Johnson’s tactics were hazardous, though effective. Giving to his brother, James Johnson, half the regiment to lead up the road against the six-pound gun and the British Forty-first regiment, R. M. Johnson with the other half of his regiment wheeled to the left, at an angle with the road, and crossed the swamp to attack twice his number of Indians posted in a thick wood.
James Johnson, with his five hundred men, galloped directly through the British first line,[145] receiving a confused fire, and passing immediately to the rear of the British second line, so rapidly as almost to capture Proctor himself, who fled at full speed.[146] As the British soldiers straggled in bands or singly toward the rear, they found themselves among the American mounted riflemen, and had no choice but to surrender. About fifty men, with a single lieutenant, contrived to escape through the woods; all the rest became prisoners.

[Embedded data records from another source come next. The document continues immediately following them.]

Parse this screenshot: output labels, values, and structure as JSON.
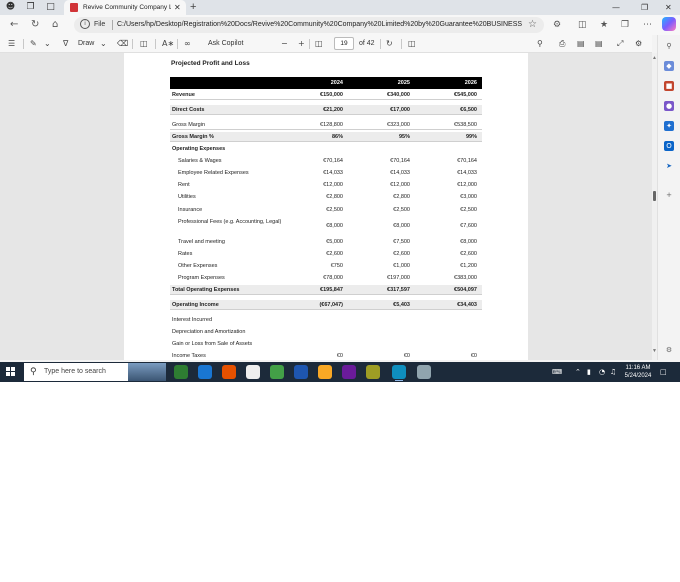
{
  "browser": {
    "tab_title": "Revive Community Company Lin",
    "address_scheme": "File",
    "url": "C:/Users/hp/Desktop/Registration%20Docs/Revive%20Community%20Company%20Limited%20by%20Guarantee%20BUSINESS%2..."
  },
  "pdf_toolbar": {
    "draw_label": "Draw",
    "ask_copilot_label": "Ask Copilot",
    "page_number": "19",
    "page_total": "of 42"
  },
  "document": {
    "title": "Projected Profit and Loss",
    "columns": [
      "2024",
      "2025",
      "2026"
    ],
    "rows": [
      {
        "label": "Revenue",
        "values": [
          "€150,000",
          "€340,000",
          "€545,000"
        ]
      },
      {
        "label": "Direct Costs",
        "values": [
          "€21,200",
          "€17,000",
          "€6,500"
        ]
      },
      {
        "label": "Gross Margin",
        "values": [
          "€128,800",
          "€323,000",
          "€538,500"
        ]
      },
      {
        "label": "Gross Margin %",
        "values": [
          "86%",
          "95%",
          "99%"
        ]
      },
      {
        "label": "Operating Expenses",
        "values": []
      },
      {
        "label": "Salaries & Wages",
        "values": [
          "€70,164",
          "€70,164",
          "€70,164"
        ]
      },
      {
        "label": "Employee Related Expenses",
        "values": [
          "€14,033",
          "€14,033",
          "€14,033"
        ]
      },
      {
        "label": "Rent",
        "values": [
          "€12,000",
          "€12,000",
          "€12,000"
        ]
      },
      {
        "label": "Utilities",
        "values": [
          "€2,800",
          "€2,800",
          "€3,000"
        ]
      },
      {
        "label": "Insurance",
        "values": [
          "€2,500",
          "€2,500",
          "€2,500"
        ]
      },
      {
        "label": "Professional Fees (e.g. Accounting, Legal)",
        "values": [
          "€8,000",
          "€8,000",
          "€7,600"
        ]
      },
      {
        "label": "Travel and meeting",
        "values": [
          "€5,000",
          "€7,500",
          "€8,000"
        ]
      },
      {
        "label": "Rates",
        "values": [
          "€2,600",
          "€2,600",
          "€2,600"
        ]
      },
      {
        "label": "Other Expenses",
        "values": [
          "€750",
          "€1,000",
          "€1,200"
        ]
      },
      {
        "label": "Program Expenses",
        "values": [
          "€78,000",
          "€197,000",
          "€383,000"
        ]
      },
      {
        "label": "Total Operating Expenses",
        "values": [
          "€195,847",
          "€317,597",
          "€504,097"
        ]
      },
      {
        "label": "Operating Income",
        "values": [
          "(€67,047)",
          "€5,403",
          "€34,403"
        ]
      },
      {
        "label": "Interest Incurred",
        "values": []
      },
      {
        "label": "Depreciation and Amortization",
        "values": []
      },
      {
        "label": "Gain or Loss from Sale of Assets",
        "values": []
      },
      {
        "label": "Income Taxes",
        "values": [
          "€0",
          "€0",
          "€0"
        ]
      }
    ]
  },
  "taskbar": {
    "search_placeholder": "Type here to search",
    "time": "11:16 AM",
    "date": "5/24/2024"
  },
  "colors": {
    "taskbar": "#1c2a3a",
    "pdf_icon": "#d13438",
    "table_header": "#000000"
  }
}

R. M. Johnson was less fortunate. Crossing the swamp to his left, he was received by the Indians in underbrush which the horses could not penetrate. Under a sharp fire his men were obliged to dismount and fight at close quarters. At an early moment of the battle, Johnson was wounded by the rifle of an Indian warrior who sprang forward to despatch him, but was killed by a ball from Johnson’s pistol. The fighting at that point was severe, but Johnson’s men broke or turned the Indian line, which was uncovered after the British defeat, and driving the Indians toward the American left, brought them under fire of Shelby’s infantry, when they fled.

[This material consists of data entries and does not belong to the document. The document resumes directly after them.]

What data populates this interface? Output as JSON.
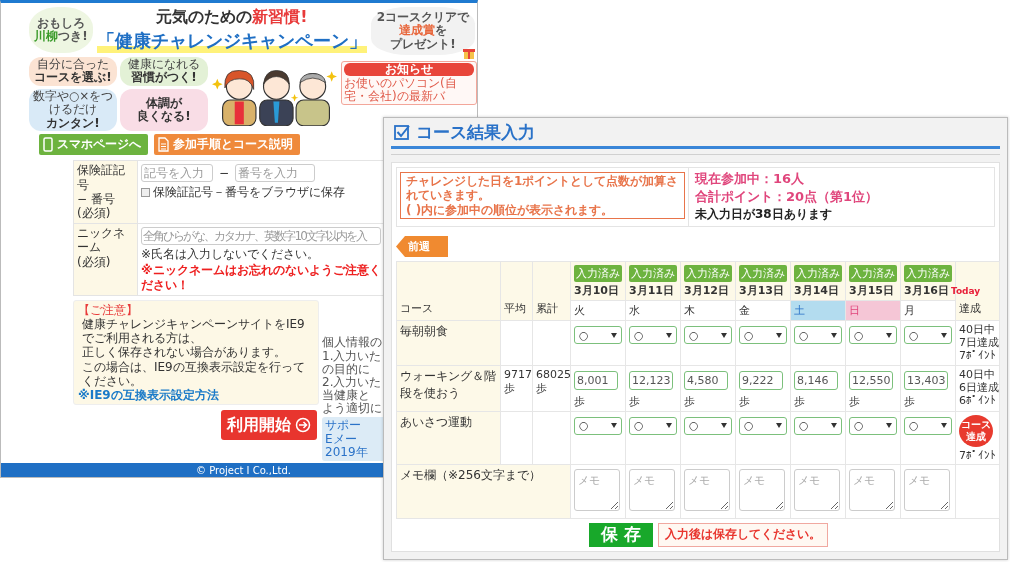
{
  "left_window": {
    "senryu_bubble": {
      "top": "おもしろ",
      "parts": [
        {
          "text": "川柳",
          "accent": true
        },
        {
          "text": "つき!",
          "accent": false
        }
      ]
    },
    "headline": [
      {
        "text": "元気のための",
        "accent": false
      },
      {
        "text": "新習慣!",
        "accent": true
      }
    ],
    "campaign_title": "「健康チャレンジキャンペーン」",
    "prize_bubble": {
      "top": "2コースクリアで",
      "parts": [
        {
          "text": "達成賞",
          "accent": true
        },
        {
          "text": "を",
          "accent": false
        }
      ],
      "bottom": "プレゼント!"
    },
    "features": [
      {
        "caption": "自分に合った",
        "title": [
          "コースを選ぶ!"
        ],
        "color": "#fbe3d3"
      },
      {
        "caption": "健康になれる",
        "title": [
          "習慣がつく!"
        ],
        "color": "#e3f1d6"
      },
      {
        "caption": "数字や○×をつけるだけ",
        "title": [
          "カンタン!"
        ],
        "color": "#d9eaf7"
      },
      {
        "title": [
          "体調が",
          "良くなる!"
        ],
        "color": "#f9dde6"
      }
    ],
    "news": {
      "title": "お知らせ",
      "body": "お使いのパソコン(自宅・会社)の最新バ"
    },
    "buttons": [
      {
        "label": "スマホページへ",
        "kind": "phone"
      },
      {
        "label": "参加手順とコース説明",
        "kind": "document"
      }
    ],
    "form": {
      "insurance": {
        "label": [
          "保険証記号",
          "− 番号"
        ],
        "required": "(必須)",
        "placeholders": [
          "記号を入力",
          "番号を入力"
        ],
        "separator": "−",
        "save_checkbox": {
          "label": "保険証記号－番号をブラウザに保存",
          "checked": false
        }
      },
      "nickname": {
        "label": "ニックネーム",
        "required": "(必須)",
        "placeholder": "全角ひらがな、カタカナ、英数字10文字以内を入",
        "notes": [
          {
            "text": "※氏名は入力しないでください。",
            "kind": "plain"
          },
          {
            "text": "※ニックネームはお忘れのないようご注意ください！",
            "kind": "warning"
          }
        ]
      }
    },
    "notice": {
      "title": "【ご注意】",
      "lines": [
        "健康チャレンジキャンペーンサイトをIE9でご利用される方は、",
        "正しく保存されない場合があります。",
        "この場合は、IE9の互換表示設定を行ってください。"
      ],
      "link": "※IE9の互換表示設定方法"
    },
    "start_button": "利用開始",
    "privacy_lines": [
      "個人情報の",
      "1.入力いた",
      "の目的に",
      "2.入力いた",
      "当健康と",
      "よう適切に"
    ],
    "support_lines": [
      "サポー",
      "Eメー",
      "2019年"
    ],
    "footer": "© Project I Co.,Ltd."
  },
  "right_window": {
    "title": "コース結果入力",
    "rules": [
      "チャレンジした日を1ポイントとして点数が加算されていきます。",
      "( )内に参加中の順位が表示されます。"
    ],
    "stats": [
      {
        "text": "現在参加中：16人",
        "kind": "highlight"
      },
      {
        "text": "合計ポイント：20点（第1位）",
        "kind": "highlight"
      },
      {
        "text": "未入力日が38日あります",
        "kind": "plain"
      }
    ],
    "prev_week_button": "前週",
    "table": {
      "columns": [
        "コース",
        "平均",
        "累計"
      ],
      "achievement_column": "達成",
      "days": [
        {
          "status": "入力済み",
          "date": "3月10日",
          "weekday": "火",
          "kind": "weekday"
        },
        {
          "status": "入力済み",
          "date": "3月11日",
          "weekday": "水",
          "kind": "weekday"
        },
        {
          "status": "入力済み",
          "date": "3月12日",
          "weekday": "木",
          "kind": "weekday"
        },
        {
          "status": "入力済み",
          "date": "3月13日",
          "weekday": "金",
          "kind": "weekday"
        },
        {
          "status": "入力済み",
          "date": "3月14日",
          "weekday": "土",
          "kind": "saturday"
        },
        {
          "status": "入力済み",
          "date": "3月15日",
          "weekday": "日",
          "kind": "sunday"
        },
        {
          "status": "入力済み",
          "date": "3月16日",
          "weekday": "月",
          "kind": "weekday",
          "today_label": "Today"
        }
      ],
      "rows": [
        {
          "course": "毎朝朝食",
          "kind": "select",
          "values": [
            {
              "value": "○"
            },
            {
              "value": "○"
            },
            {
              "value": "○"
            },
            {
              "value": "○"
            },
            {
              "value": "○"
            },
            {
              "value": "○"
            },
            {
              "value": "○"
            }
          ],
          "achievement": [
            "40日中",
            "7日達成",
            "7ﾎﾟｲﾝﾄ"
          ]
        },
        {
          "course": "ウォーキング＆階段を使おう",
          "kind": "number",
          "average": "9717",
          "average_unit": "歩",
          "total": "68025",
          "total_unit": "歩",
          "values": [
            {
              "value": "8,001",
              "unit": "歩"
            },
            {
              "value": "12,123",
              "unit": "歩"
            },
            {
              "value": "4,580",
              "unit": "歩"
            },
            {
              "value": "9,222",
              "unit": "歩"
            },
            {
              "value": "8,146",
              "unit": "歩"
            },
            {
              "value": "12,550",
              "unit": "歩"
            },
            {
              "value": "13,403",
              "unit": "歩"
            }
          ],
          "achievement": [
            "40日中",
            "6日達成",
            "6ﾎﾟｲﾝﾄ"
          ]
        },
        {
          "course": "あいさつ運動",
          "kind": "select",
          "values": [
            {
              "value": "○"
            },
            {
              "value": "○"
            },
            {
              "value": "○"
            },
            {
              "value": "○"
            },
            {
              "value": "○"
            },
            {
              "value": "○"
            },
            {
              "value": "○"
            }
          ],
          "badge": "コース達成",
          "achievement": [
            "7ﾎﾟｲﾝﾄ"
          ]
        }
      ],
      "memo": {
        "label": "メモ欄（※256文字まで）",
        "placeholders": [
          "メモ",
          "メモ",
          "メモ",
          "メモ",
          "メモ",
          "メモ",
          "メモ"
        ]
      }
    },
    "save_button": "保 存",
    "save_note": "入力後は保存してください。"
  }
}
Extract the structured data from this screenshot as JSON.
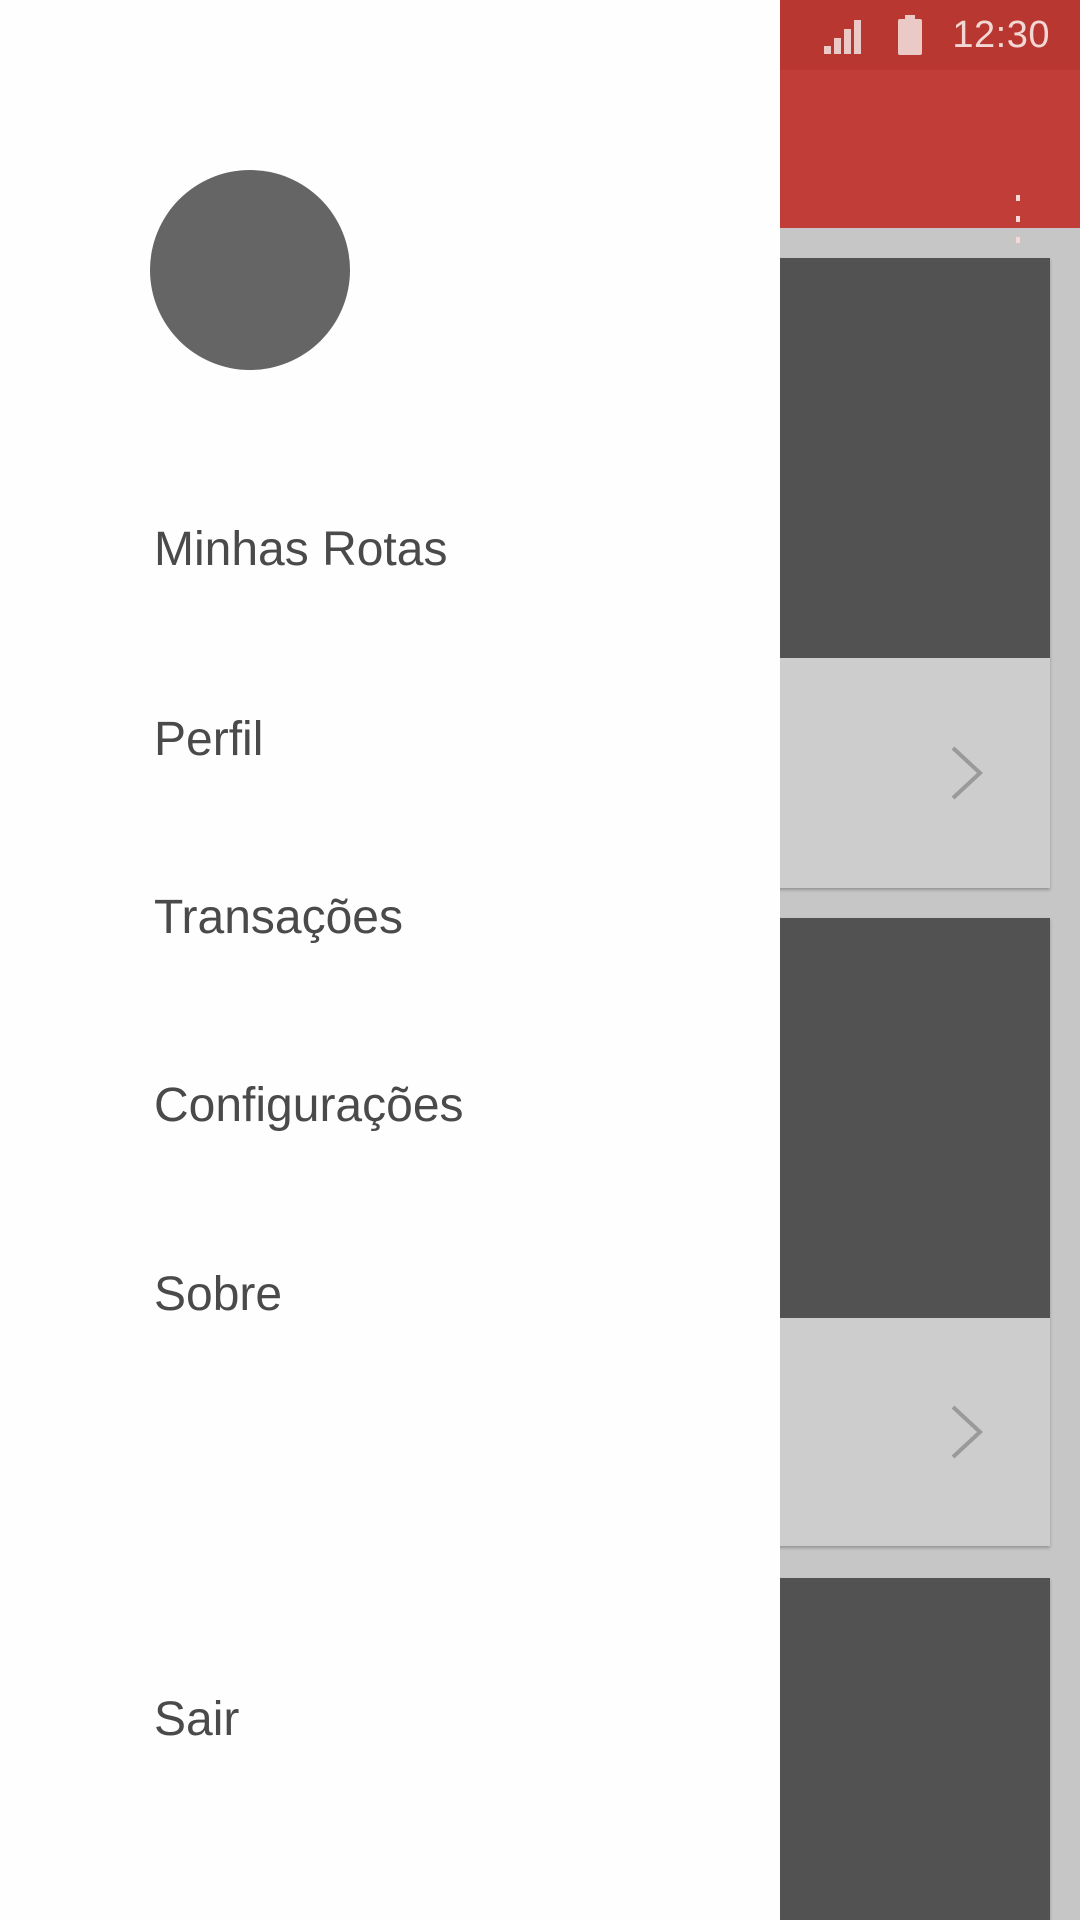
{
  "status_bar": {
    "time": "12:30",
    "signal_icon": "signal-icon",
    "battery_icon": "battery-icon"
  },
  "app_bar": {
    "overflow_icon": "more-vert-icon"
  },
  "drawer": {
    "avatar": "avatar",
    "items": [
      {
        "label": "Minhas Rotas"
      },
      {
        "label": "Perfil"
      },
      {
        "label": "Transações"
      },
      {
        "label": "Configurações"
      },
      {
        "label": "Sobre"
      }
    ],
    "logout_label": "Sair"
  },
  "cards": [
    {
      "chevron_icon": "chevron-right-icon"
    },
    {
      "chevron_icon": "chevron-right-icon"
    },
    {
      "chevron_icon": "none"
    }
  ],
  "colors": {
    "accent": "#c13e38",
    "status_bar": "#b83731",
    "drawer_text": "#4a4a4a",
    "card_image": "#525252",
    "card_footer": "#cdcdcd"
  }
}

In this contest Johnson maintained that his regiment was alone engaged. In a letter to Secretary Armstrong, dated six weeks after the battle, he said:[147]—
“I send you an imperfect sketch of the late battle on the river Thames, fought solely by the mounted regiment; at least, so much so that not fifty men from any other corps assisted.... Fought the Indians, twelve hundred or fifteen hundred men, one hour and twenty minutes, driving them from the extreme right to the extreme left of my line, at which last point we came near Governor Shelby, who ordered Colonel Simrall to reinforce me; but the battle was over, and although the Indians were pursued half a mile, there was no fighting.”
Harrison’s official report gave another idea of the relative share taken by the Kentucky infantry in the action; but the difference in dispute was trifling. The entire American loss was supposed to be only about fifteen killed and thirty wounded. The battle lasted, with sharpness, not more than twenty minutes; and none but the men under Johnson’s command enjoyed opportunity to share in the first and most perilous assault.

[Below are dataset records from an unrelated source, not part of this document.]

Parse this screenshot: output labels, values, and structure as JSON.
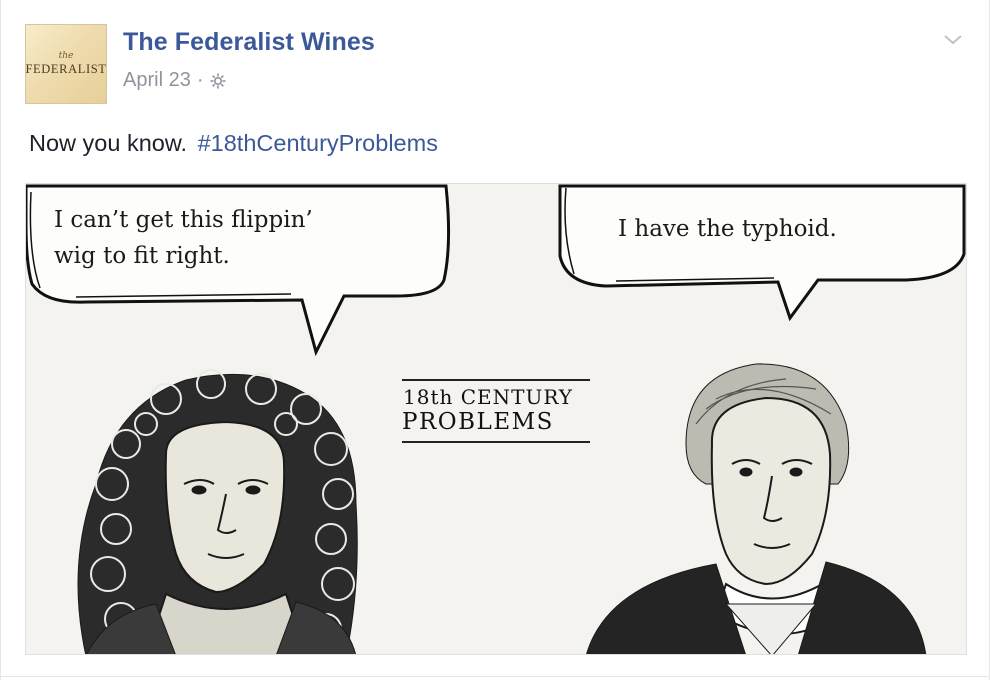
{
  "post": {
    "page_name": "The Federalist Wines",
    "date": "April 23",
    "separator": "·",
    "privacy_icon": "gear-globe-icon",
    "text": "Now you know.",
    "hashtag": "#18thCenturyProblems"
  },
  "avatar": {
    "small_word": "the",
    "brand_word": "FEDERALIST"
  },
  "image": {
    "bubble_left_line1": "I can’t get this flippin’",
    "bubble_left_line2": "wig to fit right.",
    "bubble_right": "I have the typhoid.",
    "title_line1": "18th CENTURY",
    "title_line2": "PROBLEMS"
  },
  "colors": {
    "link": "#3b5998",
    "meta": "#90949c",
    "text": "#1d2129",
    "image_bg": "#f4f3ef"
  }
}
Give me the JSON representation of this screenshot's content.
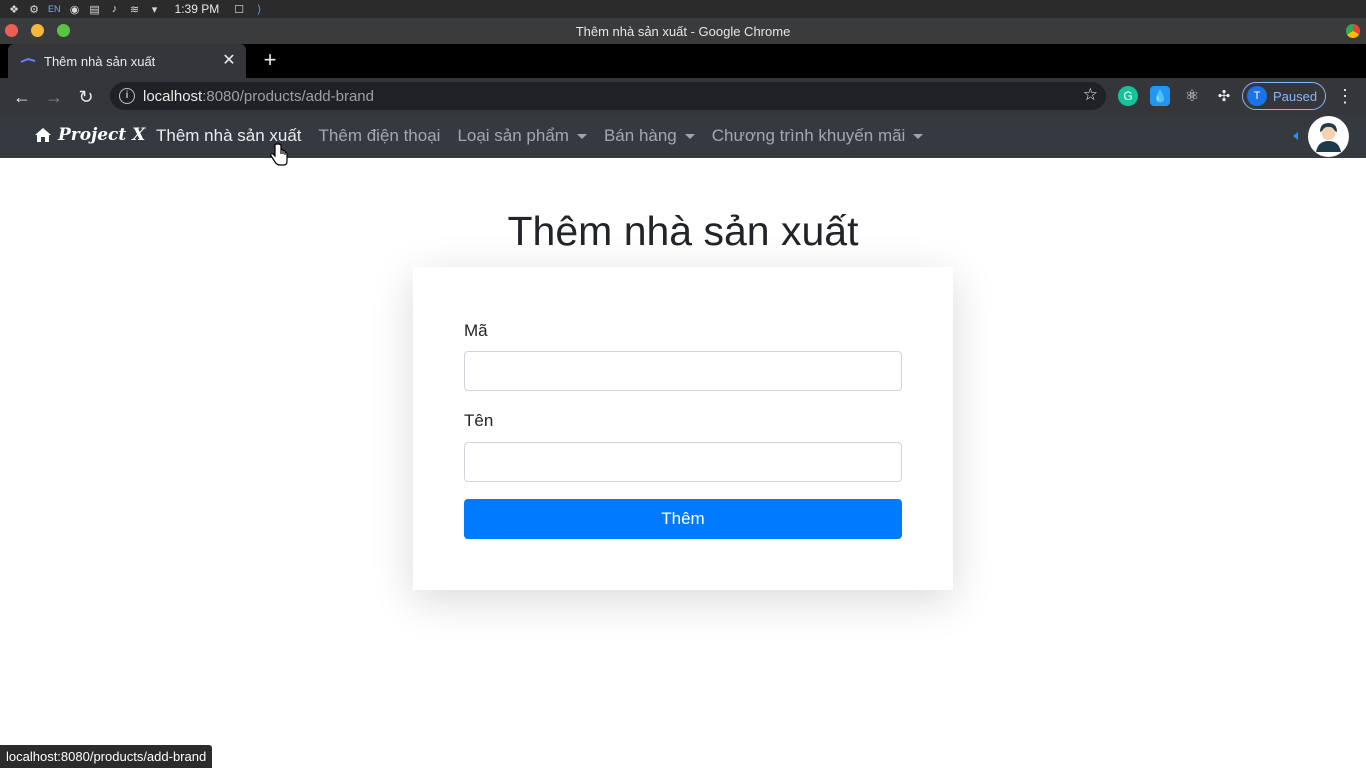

The British loss was only twelve men killed and thirty-six wounded. The total number of British prisoners taken on the field and in the Moravian town, or elsewhere on the day of battle, was four hundred and seventy-seven; in the whole campaign, six hundred. All Proctor’s baggage, artillery, small arms, stores, and hospital were captured in the Moravian town. The Indians left thirty-three dead on the field, among them one reported to be Tecumthe. After the battle several officers of the British Forty-first, well acquainted with the Shawnee warrior, visited the spot, and identified his body. The Kentuckians had first recognized it, and had cut long strips of skin from the thighs, to keep, as was said, for razor-straps, in memory of the river Raisin.[148]
After Perry’s victory on Lake Erie, Tecumthe’s life was of no value to himself or his people, and his death was no subject for regret; but the manner chosen for producing this result was an expensive mode of acquiring territory for the United States. The Shawnee warrior compelled the government to pay for once something like the value of the lands it took. The precise cost of the Indian war could not be estimated, being combined in many ways with that of the war with England; but the British counted for little, within the northwestern territory, except so far as Tecumthe used them for his purposes. Not more than seven or eight hundred British soldiers ever crossed the Detroit River; but the United States raised fully twenty thousand men, and spent at least five million dollars and many lives in expelling them. The Indians alone made this outlay necessary. The campaign of Tippecanoe, the surrender of Detroit and Mackinaw, the massacres at Fort Dearborn, the river Raisin, and Fort Meigs, the murders along the frontier, and the campaign of 1813 were the price paid for the Indian lands in the Wabash Valley.